Writer and Director: Suzanne Andrade
Music: Lillian Henley
Reviewer: Katherine Kirwin
London-based company 1927 fuse different modes of performance into a cohesive production; live music, animation, film, and physical performance. It is difficult to capture in words how visually exciting Golem is and how it ensnares you from the outset.
The weird and dazzling world created in Golem has the feel of a comic book brought to life, a flickering yellowing silent movie blended with anime. The synchronicity between live performers and the animation is so slick it is easy to forget they are not occupying the same dimension. It seems knowingly ironic that 1927 have used technology in so many different guises in order to create a witty, entertaining fable about technology.

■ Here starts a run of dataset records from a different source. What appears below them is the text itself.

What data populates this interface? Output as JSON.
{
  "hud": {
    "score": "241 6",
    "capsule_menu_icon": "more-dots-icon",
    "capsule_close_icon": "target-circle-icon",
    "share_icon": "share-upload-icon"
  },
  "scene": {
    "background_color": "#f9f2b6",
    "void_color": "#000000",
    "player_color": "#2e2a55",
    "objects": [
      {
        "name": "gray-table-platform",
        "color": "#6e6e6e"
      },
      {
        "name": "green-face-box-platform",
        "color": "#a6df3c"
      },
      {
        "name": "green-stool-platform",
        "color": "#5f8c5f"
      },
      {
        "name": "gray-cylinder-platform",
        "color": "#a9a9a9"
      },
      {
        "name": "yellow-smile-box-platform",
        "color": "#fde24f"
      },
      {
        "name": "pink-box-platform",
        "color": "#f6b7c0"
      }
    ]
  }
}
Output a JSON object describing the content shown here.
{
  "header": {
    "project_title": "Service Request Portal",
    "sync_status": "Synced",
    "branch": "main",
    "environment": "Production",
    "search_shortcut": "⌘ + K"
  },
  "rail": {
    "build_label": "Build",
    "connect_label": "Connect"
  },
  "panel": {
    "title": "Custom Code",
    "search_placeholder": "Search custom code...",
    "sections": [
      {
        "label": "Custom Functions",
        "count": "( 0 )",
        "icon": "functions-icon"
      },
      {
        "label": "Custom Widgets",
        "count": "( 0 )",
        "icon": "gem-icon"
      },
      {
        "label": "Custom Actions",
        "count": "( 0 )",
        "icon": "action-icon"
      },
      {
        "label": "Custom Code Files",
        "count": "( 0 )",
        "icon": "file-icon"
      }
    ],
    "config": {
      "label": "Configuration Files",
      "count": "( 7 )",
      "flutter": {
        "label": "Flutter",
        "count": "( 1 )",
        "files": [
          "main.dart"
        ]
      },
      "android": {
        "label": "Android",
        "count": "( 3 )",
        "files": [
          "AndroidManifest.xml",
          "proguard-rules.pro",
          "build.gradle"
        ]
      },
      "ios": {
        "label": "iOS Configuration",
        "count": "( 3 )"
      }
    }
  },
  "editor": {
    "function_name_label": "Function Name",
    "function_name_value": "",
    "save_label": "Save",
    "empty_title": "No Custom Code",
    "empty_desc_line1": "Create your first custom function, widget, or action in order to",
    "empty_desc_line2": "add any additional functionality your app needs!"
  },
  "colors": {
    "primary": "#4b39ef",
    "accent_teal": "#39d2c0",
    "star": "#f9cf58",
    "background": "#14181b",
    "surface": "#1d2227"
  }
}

Golem is a re-imagining of a Jewish fable about a clay man who, under a special incantation, can be brought to life to become an obeying servant. He enters the life of Robert (Shamira Turner), a binary back-up operator, his sister Annie (Charlotte Dubery) and anti-technology Gran (Rose Robinson). Initially Golem appears as a loveable hunk of animated clay with an excessively pendulous ‘member’, which does not go without mention from the other characters. However, Golem begins to upgrade, first developing voice and spouting adverts in order to suit Robert’s needs, then Golem v.2 is released in all his speedy, ergonomic, all-seeing functionality. The time-saving benefits of eliminating personal opinion or choice are advocated by Golem until this household of individuals have become carbon copies of everyone else.
The performances are superb by each of this cast of five. Each actor plays numerous parts or accompanies the action with music as in a silent film. Their faces twisted into expressive faces you have previously only seen in Quentin Blake drawings combining with 1920s clipped accents to deliver the joyously deadpan script.
The ubiquity of Golem – at one points leading to animated images echoing Anthony Gormley’s The Field – evidently parallels the ubiquity of Apple technology in our world. ‘Do you want to be a Nobody or Everybody?’ is the challenge to your individuality given by the faceless puppet-masters of this technology to Annie, Robert’s protesting sister. The modern anxiety we have of being so reliant on technology that we don’t understand how it works or who updates it, has been captured and reflected perfectly in this dystopian 2D/3D world.
The humour of the telling hammers home the anti-consumerist message with a feather.